Why Game Builds Rarely Autoscale Build Agents

May 20, 2026

Many build systems across software development rely on ephemeral, or 'autoscaled', agents that can be spun up on demand. This is a great way to scale your build system and reduce costs. When a new build is requested (either explicitly or because of a commit), the system can create a new build agent to handle the build. When fewer (or no) builds are needed, the system can shut down the agent. This has the added benefit of ensuring that each build has a clean environment and is as reproducible as possible. In game development, this approach is often not feasible.

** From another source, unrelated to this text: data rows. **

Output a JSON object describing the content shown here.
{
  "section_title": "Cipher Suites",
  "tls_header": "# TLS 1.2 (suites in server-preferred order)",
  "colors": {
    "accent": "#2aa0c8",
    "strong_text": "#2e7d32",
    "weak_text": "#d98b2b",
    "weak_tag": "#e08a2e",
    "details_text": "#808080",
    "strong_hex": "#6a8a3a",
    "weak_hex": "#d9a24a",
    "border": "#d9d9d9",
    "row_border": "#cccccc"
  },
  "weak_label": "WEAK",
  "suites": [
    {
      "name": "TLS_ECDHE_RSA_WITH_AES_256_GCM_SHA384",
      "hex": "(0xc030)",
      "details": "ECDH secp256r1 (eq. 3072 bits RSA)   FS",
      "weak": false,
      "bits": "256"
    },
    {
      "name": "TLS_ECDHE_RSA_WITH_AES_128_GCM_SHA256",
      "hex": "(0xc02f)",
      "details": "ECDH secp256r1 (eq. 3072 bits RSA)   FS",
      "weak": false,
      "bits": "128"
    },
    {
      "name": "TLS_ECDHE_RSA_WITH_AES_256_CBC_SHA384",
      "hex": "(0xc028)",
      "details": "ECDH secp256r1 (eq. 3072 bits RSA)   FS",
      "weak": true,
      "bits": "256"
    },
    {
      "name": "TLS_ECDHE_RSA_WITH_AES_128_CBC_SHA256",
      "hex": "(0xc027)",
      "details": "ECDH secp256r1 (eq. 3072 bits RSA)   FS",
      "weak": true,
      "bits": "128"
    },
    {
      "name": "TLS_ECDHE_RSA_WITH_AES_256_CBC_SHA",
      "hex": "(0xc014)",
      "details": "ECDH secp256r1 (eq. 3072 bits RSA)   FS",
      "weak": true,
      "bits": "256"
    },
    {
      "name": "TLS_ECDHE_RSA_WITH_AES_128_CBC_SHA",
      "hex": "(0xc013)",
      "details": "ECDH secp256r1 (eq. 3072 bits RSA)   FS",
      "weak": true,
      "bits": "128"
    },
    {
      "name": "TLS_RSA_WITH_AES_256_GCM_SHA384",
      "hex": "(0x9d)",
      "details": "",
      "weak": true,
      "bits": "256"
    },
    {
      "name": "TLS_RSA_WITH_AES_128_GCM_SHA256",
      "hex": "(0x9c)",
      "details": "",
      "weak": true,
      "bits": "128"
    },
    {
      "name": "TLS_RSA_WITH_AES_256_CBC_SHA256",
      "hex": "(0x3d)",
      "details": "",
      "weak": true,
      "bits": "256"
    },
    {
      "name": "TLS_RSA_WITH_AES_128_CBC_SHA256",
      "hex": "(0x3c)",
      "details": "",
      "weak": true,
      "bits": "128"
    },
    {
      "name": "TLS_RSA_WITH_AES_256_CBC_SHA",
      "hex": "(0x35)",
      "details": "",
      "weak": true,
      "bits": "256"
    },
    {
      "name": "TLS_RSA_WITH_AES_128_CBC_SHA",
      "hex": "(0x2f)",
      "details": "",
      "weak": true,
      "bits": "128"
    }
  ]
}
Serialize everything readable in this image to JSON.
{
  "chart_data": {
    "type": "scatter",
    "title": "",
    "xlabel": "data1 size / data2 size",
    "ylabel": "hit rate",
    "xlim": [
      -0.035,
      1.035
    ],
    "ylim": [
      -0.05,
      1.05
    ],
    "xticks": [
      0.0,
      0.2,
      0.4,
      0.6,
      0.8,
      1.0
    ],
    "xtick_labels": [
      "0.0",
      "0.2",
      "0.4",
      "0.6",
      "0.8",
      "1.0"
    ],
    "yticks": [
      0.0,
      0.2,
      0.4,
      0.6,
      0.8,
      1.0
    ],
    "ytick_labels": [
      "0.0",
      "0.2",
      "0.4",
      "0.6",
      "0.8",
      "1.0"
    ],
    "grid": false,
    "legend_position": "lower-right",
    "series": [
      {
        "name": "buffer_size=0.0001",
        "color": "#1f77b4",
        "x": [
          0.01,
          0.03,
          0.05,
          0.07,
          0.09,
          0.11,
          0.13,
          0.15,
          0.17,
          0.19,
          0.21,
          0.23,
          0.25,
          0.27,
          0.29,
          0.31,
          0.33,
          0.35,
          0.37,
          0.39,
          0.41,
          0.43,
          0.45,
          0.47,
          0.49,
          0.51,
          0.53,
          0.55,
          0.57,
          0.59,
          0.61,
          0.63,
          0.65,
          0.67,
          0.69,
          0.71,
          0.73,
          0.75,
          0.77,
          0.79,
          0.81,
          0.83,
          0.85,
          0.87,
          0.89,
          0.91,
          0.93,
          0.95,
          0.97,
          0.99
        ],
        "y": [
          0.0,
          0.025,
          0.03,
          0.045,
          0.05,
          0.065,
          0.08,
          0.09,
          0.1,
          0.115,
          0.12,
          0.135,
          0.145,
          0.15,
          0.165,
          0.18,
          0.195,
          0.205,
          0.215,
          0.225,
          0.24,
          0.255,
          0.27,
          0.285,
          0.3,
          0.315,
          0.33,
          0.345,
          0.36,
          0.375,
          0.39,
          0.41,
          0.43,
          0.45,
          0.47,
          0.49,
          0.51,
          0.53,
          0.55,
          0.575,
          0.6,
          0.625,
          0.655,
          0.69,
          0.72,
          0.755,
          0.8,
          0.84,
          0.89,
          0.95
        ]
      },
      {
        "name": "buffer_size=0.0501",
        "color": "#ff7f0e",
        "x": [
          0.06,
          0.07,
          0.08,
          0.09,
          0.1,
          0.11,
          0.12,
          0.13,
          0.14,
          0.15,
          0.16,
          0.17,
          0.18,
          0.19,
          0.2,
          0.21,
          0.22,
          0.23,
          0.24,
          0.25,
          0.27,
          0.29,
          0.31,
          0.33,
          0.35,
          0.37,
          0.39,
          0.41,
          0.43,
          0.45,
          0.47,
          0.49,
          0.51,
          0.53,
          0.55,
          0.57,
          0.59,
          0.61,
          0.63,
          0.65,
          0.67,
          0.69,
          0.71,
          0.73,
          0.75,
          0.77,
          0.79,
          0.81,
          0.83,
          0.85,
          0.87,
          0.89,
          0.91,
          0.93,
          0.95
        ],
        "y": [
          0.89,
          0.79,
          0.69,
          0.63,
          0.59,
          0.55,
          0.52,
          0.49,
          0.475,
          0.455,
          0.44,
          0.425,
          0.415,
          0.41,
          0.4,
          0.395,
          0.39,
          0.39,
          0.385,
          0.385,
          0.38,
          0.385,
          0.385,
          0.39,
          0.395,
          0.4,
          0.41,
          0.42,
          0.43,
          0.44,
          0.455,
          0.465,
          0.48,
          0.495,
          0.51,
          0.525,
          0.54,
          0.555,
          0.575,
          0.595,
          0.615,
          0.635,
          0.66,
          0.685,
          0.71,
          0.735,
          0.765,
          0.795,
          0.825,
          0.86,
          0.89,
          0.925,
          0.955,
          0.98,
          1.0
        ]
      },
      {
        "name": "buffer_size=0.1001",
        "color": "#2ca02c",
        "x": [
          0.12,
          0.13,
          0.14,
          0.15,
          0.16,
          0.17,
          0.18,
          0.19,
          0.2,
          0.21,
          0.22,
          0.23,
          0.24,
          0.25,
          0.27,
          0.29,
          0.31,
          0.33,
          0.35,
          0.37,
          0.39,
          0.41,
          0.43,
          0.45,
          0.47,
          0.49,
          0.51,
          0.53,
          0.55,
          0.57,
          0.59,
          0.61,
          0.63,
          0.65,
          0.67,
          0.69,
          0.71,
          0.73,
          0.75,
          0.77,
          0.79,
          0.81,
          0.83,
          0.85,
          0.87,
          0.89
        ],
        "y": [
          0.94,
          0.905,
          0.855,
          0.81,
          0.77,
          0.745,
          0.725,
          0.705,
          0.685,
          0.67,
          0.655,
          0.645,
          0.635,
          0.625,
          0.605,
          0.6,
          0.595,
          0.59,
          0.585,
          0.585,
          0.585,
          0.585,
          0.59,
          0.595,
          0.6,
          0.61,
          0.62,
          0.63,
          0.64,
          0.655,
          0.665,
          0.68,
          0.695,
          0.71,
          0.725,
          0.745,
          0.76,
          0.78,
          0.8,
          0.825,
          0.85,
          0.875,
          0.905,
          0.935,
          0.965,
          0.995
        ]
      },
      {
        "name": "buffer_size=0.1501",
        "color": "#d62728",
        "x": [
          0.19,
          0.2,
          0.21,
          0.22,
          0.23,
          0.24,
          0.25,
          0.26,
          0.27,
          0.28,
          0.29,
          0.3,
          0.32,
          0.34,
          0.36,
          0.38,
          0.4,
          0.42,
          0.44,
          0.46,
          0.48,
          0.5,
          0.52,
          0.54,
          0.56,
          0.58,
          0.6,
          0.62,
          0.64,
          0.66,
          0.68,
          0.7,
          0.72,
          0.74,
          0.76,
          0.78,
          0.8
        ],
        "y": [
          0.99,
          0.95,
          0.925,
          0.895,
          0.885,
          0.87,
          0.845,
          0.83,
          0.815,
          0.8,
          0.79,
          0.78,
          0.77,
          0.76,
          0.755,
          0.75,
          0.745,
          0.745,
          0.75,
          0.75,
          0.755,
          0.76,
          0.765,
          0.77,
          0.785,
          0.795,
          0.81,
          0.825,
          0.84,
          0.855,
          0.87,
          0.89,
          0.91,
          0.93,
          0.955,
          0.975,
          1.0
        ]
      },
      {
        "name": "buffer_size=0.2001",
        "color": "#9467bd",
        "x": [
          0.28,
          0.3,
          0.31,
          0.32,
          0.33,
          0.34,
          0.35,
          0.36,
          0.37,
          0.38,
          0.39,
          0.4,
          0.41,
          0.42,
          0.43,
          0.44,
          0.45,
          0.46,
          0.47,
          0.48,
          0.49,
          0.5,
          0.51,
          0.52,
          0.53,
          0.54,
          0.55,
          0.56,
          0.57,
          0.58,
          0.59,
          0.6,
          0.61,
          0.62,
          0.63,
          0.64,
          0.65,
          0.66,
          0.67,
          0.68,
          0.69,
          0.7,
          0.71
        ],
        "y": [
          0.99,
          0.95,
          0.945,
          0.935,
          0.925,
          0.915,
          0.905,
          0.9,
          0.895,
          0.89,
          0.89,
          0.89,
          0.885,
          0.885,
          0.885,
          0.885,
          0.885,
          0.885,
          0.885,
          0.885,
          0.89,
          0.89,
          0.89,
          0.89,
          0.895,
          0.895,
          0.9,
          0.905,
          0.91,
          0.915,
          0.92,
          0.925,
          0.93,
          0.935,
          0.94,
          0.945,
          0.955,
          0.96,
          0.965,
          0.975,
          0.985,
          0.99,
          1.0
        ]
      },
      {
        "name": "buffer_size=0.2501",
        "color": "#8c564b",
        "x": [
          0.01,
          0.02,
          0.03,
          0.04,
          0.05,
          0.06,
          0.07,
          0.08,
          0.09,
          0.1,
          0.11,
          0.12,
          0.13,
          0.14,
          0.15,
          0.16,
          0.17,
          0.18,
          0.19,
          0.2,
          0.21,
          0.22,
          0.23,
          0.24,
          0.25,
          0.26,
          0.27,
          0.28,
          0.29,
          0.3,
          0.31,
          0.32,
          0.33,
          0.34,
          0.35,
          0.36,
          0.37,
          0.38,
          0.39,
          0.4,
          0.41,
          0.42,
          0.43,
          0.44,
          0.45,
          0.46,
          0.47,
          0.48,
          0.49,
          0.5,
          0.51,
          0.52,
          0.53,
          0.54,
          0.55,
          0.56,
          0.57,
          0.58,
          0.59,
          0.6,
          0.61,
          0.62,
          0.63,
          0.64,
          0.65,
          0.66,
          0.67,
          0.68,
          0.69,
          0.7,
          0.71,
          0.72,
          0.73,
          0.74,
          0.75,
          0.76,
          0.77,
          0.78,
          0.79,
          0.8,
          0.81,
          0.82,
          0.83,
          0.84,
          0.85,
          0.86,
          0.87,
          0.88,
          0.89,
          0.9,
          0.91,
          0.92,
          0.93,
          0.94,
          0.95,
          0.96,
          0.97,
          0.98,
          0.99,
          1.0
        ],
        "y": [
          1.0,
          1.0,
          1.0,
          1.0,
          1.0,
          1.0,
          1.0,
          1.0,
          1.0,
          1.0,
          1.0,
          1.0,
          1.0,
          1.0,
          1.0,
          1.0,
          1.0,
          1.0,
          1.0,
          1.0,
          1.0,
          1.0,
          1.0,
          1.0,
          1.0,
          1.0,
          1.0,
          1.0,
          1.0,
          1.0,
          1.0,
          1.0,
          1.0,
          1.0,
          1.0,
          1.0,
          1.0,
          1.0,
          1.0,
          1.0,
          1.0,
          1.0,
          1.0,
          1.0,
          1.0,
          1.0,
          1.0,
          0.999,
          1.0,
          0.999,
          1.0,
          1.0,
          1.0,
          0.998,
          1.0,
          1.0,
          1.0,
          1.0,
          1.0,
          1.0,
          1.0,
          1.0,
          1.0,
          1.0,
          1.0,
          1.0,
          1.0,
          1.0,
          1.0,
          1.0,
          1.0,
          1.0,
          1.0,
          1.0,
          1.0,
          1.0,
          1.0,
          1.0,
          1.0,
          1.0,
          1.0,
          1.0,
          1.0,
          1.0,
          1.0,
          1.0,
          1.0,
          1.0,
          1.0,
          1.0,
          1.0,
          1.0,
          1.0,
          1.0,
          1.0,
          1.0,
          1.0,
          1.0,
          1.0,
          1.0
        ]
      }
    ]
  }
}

In game development, build agents are often stateful and persistent. Why? The most common reason is the sheer size of game repositories and artifacts. A game repository can easily exceed 2tb in size, and a game artifact can exceed 100gb. With these sizes, even the simplest of actions in your CI/CD pipeline can take tens of minutes, if not hours. P4 Sync times

Imagine having to wait 2 hours just to find out you missed a semicolon in your code. This can happen if every build must pull down the entire repository and build from scratch. This can be extremely costly to a studio's velocity and jeopardize its ability to iterate and find the fun.

To combat this, many game companies instead rely on incremental build and stateful build agents. They prefer to keep the source and build artifacts cached on the agents. While this approach can lower determinism and open the door for subtle bugs, it also allows for significantly faster builds. The same 2 hours you spent waiting to find a simple syntax error could instead be found in the first 60 seconds. Is it any wonder that game companies might choose to prioritize build speed over determinism, when the difference is so stark?

In addition to speed and determinism, there's a third point on this Iron Triangle: complexity (representing cost). Some studios choose to invest heavily on intelligent caching systems, enabling them to use ephemeral agents while still maintaining fast builds. Using modern tools and cloud infrastructure, studios can dynamically scale build agents on demand that use sophisticated caching (of both source code and build artifacts) to achieve fast builds without sacrificing determinism. This approach can be complex and costly to implement and maintain, especially for smaller studios, but for those with the resources to invest in it, it can be a game-changer for their build system.